Socrates, it is said, said that his wisdom consisted in the fact of his knowing nothing, and specifically in the knowing the fact of his knowing nothing. He was aware of his own ignorance and that this was what raised him above everyone else; that by contrast they weren't aware of their own ignorance; were labouring under the delusion of knowledge and inhabiting false certainties, and it seems to have been something of a personal mission of his to make them aware of this ignorance.
However if Socrates knew he knew nothing, then the one thing he thought he knew he didn't actually know, as to know anything, such as the knowing of nothing, is to know something, not nothing. To know one knows nothing is obviously a self-contradictory claim.

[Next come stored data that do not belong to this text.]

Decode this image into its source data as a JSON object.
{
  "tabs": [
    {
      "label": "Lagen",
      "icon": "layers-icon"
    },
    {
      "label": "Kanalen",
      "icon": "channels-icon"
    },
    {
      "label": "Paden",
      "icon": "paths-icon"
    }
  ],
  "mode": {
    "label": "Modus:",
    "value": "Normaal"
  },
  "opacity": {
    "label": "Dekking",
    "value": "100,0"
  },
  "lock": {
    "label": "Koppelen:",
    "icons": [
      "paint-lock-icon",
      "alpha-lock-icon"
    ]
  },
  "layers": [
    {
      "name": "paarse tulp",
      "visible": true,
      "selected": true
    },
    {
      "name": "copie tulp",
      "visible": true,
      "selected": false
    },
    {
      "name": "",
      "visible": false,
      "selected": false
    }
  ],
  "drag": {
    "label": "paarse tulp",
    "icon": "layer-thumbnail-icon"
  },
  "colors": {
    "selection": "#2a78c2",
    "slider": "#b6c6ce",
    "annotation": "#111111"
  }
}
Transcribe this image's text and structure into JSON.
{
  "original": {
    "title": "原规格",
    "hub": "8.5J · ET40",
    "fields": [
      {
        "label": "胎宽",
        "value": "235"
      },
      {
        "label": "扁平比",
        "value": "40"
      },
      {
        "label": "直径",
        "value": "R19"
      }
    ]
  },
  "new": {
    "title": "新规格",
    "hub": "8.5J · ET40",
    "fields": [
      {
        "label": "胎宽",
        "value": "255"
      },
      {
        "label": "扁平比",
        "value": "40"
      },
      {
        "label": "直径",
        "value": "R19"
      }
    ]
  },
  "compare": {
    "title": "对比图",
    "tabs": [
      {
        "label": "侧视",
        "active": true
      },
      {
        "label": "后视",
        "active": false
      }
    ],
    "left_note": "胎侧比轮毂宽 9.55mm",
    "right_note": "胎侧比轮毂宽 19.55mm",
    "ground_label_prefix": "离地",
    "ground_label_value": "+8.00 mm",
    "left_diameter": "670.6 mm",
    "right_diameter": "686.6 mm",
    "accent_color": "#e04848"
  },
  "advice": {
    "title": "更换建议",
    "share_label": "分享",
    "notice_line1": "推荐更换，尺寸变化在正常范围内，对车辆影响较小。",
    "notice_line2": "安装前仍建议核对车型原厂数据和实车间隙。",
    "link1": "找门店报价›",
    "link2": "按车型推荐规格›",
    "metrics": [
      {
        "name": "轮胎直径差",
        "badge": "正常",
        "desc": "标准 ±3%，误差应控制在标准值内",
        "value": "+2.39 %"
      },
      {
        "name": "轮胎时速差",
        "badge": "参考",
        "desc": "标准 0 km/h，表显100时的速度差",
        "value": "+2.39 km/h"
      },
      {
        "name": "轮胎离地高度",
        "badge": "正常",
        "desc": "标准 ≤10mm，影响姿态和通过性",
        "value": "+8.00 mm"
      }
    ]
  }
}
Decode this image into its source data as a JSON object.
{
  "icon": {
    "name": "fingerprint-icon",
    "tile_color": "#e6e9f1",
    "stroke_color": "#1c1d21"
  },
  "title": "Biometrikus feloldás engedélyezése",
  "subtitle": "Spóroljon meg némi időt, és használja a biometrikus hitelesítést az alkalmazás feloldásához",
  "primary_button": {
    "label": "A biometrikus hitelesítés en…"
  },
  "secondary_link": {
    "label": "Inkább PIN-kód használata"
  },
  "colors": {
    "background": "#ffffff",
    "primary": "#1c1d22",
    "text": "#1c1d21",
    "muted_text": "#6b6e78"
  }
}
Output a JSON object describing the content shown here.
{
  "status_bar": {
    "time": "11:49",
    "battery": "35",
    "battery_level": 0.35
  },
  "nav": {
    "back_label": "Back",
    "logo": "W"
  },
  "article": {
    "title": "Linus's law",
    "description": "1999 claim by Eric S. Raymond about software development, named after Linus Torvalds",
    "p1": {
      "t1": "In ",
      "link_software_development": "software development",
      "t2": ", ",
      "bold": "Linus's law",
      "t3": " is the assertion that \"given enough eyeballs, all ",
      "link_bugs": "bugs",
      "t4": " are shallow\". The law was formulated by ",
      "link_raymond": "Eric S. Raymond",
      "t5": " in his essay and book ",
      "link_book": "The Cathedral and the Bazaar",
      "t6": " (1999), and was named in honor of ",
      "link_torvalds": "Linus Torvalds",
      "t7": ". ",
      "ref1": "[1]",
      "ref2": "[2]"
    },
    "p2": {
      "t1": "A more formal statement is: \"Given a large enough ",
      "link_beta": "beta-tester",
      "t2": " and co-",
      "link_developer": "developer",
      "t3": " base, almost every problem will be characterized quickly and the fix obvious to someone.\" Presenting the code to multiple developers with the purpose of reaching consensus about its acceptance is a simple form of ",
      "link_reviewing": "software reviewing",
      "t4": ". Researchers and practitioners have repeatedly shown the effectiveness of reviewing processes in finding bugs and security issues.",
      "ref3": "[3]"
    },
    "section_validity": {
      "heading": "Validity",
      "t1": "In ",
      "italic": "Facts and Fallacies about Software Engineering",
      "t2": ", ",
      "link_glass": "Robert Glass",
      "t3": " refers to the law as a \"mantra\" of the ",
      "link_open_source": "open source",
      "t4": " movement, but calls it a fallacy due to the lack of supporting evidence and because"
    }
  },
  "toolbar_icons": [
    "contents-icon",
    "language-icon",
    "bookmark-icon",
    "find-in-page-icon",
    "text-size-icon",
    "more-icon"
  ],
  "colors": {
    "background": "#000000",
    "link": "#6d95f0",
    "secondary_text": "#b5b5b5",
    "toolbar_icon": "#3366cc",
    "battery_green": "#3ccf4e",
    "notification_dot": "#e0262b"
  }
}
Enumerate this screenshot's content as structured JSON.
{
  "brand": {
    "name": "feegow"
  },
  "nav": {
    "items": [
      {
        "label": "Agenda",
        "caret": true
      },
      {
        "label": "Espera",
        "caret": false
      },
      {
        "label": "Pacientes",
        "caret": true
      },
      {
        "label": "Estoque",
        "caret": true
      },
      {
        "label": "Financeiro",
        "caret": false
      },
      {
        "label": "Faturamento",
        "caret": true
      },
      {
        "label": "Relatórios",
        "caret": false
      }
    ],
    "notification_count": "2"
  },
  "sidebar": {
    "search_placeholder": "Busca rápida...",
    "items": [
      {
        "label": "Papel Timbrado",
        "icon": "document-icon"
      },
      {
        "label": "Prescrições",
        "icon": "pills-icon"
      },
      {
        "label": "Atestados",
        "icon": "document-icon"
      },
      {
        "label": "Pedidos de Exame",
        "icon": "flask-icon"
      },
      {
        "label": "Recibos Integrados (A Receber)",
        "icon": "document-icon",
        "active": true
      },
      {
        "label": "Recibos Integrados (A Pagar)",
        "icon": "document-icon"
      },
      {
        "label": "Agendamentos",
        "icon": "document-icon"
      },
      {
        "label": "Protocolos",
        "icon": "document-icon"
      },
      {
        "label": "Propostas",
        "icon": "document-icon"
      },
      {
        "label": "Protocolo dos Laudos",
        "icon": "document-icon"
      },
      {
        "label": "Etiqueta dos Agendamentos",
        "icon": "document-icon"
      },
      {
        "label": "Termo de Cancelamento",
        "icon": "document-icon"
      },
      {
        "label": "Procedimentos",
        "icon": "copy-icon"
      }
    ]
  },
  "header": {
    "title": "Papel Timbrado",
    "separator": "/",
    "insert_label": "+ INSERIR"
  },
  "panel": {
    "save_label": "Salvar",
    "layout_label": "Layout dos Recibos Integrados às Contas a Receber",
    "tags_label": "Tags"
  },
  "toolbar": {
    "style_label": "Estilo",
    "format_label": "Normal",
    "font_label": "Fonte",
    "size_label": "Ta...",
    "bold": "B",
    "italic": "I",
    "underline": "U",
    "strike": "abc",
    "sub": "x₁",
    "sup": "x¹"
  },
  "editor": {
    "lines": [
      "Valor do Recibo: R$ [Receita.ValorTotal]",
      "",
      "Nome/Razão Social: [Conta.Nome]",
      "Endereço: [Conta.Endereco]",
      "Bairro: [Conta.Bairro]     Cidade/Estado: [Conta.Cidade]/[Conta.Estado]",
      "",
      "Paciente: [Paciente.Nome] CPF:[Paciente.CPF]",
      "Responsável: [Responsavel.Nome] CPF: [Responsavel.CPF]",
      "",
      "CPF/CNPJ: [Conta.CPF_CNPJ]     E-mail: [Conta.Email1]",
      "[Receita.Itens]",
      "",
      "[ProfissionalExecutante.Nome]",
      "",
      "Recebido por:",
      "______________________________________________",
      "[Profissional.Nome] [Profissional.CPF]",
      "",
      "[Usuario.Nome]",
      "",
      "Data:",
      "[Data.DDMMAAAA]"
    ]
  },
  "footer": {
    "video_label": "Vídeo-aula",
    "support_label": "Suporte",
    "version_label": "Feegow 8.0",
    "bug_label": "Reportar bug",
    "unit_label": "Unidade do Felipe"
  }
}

So he didn't know nothing but something, but the something he thought he knew he didn't even actually know, so in truth perhaps he was right after all: he did know nothing, or rather, he didn't know anything, not that he could know this without contradicting the not knowing of anything. So it transpires that the wisdom in which he imagined his wisdom solely to consist was delusional, imaginary. Which is ironic. And anyway, how could one know nothing? Nothing, since it doesn't exist, isn't something one could know. Knowledge involves knowledge about something, not nothing.
If someone like Socrates but a bit wiser had been around to accost him, in the manner of himself, and engage him in such a cross-examinination of his knowledge, he could have made him look a right fool.
A possibly amusing, possibly related notion:
A man was engaged in discussion with himself. He was convinced of his own madness. "I am mad," he would tell himself. "Ah but if I really was mad I wouldn't be aware of the fact. I would be convinced as to my not being mad. And so my being aware of being mad must mean I am not mad after all."
He was delighted with himself and his cunning. He had outsmarted them all.